In the first three months of 2011, renewable energy — hydroelectric, geothermal, solar/PV, wind, and biomass — made up 11.7 percent of the U.S. energy production mix, surpassing nuclear at 11.1 percent. The same period last year, nuclear was 11.6 percent, and renewables 10.6, according to a June report from the U.S. Energy Information Administration (Table 1.2).
“The rise in conventional hydroelectric generation was by far the largest absolute “fuel-specific” increase as it was up 10,759 thousand megawatthours, or 52.2 percent,” according to Electric Power Monthly. This was largely due to heavy spring rains in Washington, Oregon, and California, which accounted for 71.5 percent of the national rise.

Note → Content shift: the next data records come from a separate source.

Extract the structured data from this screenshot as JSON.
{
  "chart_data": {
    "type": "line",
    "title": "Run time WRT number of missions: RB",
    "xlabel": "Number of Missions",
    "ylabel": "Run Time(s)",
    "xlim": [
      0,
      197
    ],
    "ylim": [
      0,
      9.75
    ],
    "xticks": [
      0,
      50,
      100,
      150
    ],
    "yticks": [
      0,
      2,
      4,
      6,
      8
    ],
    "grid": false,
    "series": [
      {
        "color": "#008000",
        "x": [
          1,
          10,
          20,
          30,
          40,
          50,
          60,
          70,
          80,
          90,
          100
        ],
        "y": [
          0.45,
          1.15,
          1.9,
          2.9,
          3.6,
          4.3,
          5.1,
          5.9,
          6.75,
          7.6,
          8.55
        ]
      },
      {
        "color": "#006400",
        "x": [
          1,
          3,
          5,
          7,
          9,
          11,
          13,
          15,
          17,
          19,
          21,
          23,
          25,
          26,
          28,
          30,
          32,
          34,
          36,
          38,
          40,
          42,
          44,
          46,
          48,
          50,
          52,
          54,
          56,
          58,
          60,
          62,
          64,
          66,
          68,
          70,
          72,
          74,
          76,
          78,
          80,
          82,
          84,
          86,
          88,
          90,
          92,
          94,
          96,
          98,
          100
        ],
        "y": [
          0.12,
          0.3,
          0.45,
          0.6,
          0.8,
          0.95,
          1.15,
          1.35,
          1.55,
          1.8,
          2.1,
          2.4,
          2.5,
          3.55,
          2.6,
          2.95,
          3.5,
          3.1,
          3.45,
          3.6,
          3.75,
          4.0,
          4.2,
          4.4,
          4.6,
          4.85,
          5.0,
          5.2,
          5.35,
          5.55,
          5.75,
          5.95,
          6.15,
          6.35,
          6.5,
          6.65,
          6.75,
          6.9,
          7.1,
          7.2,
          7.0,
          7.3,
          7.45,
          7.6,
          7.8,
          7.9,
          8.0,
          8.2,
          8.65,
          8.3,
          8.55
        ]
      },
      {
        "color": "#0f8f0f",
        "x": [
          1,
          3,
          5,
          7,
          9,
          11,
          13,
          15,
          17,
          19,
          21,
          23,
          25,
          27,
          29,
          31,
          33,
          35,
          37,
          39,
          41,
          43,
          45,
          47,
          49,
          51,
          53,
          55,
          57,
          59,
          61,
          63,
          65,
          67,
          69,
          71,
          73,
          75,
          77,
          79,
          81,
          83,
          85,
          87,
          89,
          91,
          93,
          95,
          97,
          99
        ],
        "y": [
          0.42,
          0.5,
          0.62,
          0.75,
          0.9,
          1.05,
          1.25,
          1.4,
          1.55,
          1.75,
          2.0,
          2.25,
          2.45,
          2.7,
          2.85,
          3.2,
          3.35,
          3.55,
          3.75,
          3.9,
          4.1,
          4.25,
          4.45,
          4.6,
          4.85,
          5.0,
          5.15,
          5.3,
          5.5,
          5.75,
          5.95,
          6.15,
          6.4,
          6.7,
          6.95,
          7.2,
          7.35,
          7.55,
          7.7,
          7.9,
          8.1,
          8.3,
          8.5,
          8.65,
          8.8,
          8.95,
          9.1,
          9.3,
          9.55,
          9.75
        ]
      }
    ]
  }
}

However, environmentalists find objectionable the two biggest technologies that make up the renewables sector: hydroelectric power at 35 percent and biomass at 48 percent.
While large hydroelectric power doesn’t emit emissions (at least not after accounting for the materials and energy expended in building it), it has harmful impacts on river ecosystems and has therefore fallen out of favor as a power source in the developed world.
As for biomass, there are many types of feedstocks, and each much be evaluated individually for its emissions profile, it’s water footprint, and other considerations, such as whether farm fields or forests need that material to decompose in place to retain soil or ecosystem function.
Wind was next highest at 13 percent of renewables, or 1.5 percent of total U.S. energy production, up from 1.1 percent the same time last year.
This represents a 20.4 percent increase from March 2010, and the third-largest fuel-specific increase, according to the report. “Wyoming, California, and Illinois had the largest gains, but the increase was widespread,” it said.
Natural gas plus natural gas plant liquids were 32.9 percent of U.S. production in the first quarter, a bit up over last year (32.7) and 2009 (32.4).
But overall U.S. generation was up 2.0 percent from March 2010 to March 2011, so in spite of small percentage gains, “natural gas-fired generation showed the second-largest increase over March 2010 as it was up 5.0 percent or 3,131 thousand megawatthours,” said the report. “Increased gas-fired generation in Pennsylvania and Ohio accounted for 78.8 percent of the national jump in gas-fired generation.” It would seem the recent hype about shale gas reserves is bearing some fruit — well, some gas.
Coal is declining, with 29 percent the first quarter of 2011, down from 29.4 percent the same time last year, and 31.1 percent during the same period in 2009.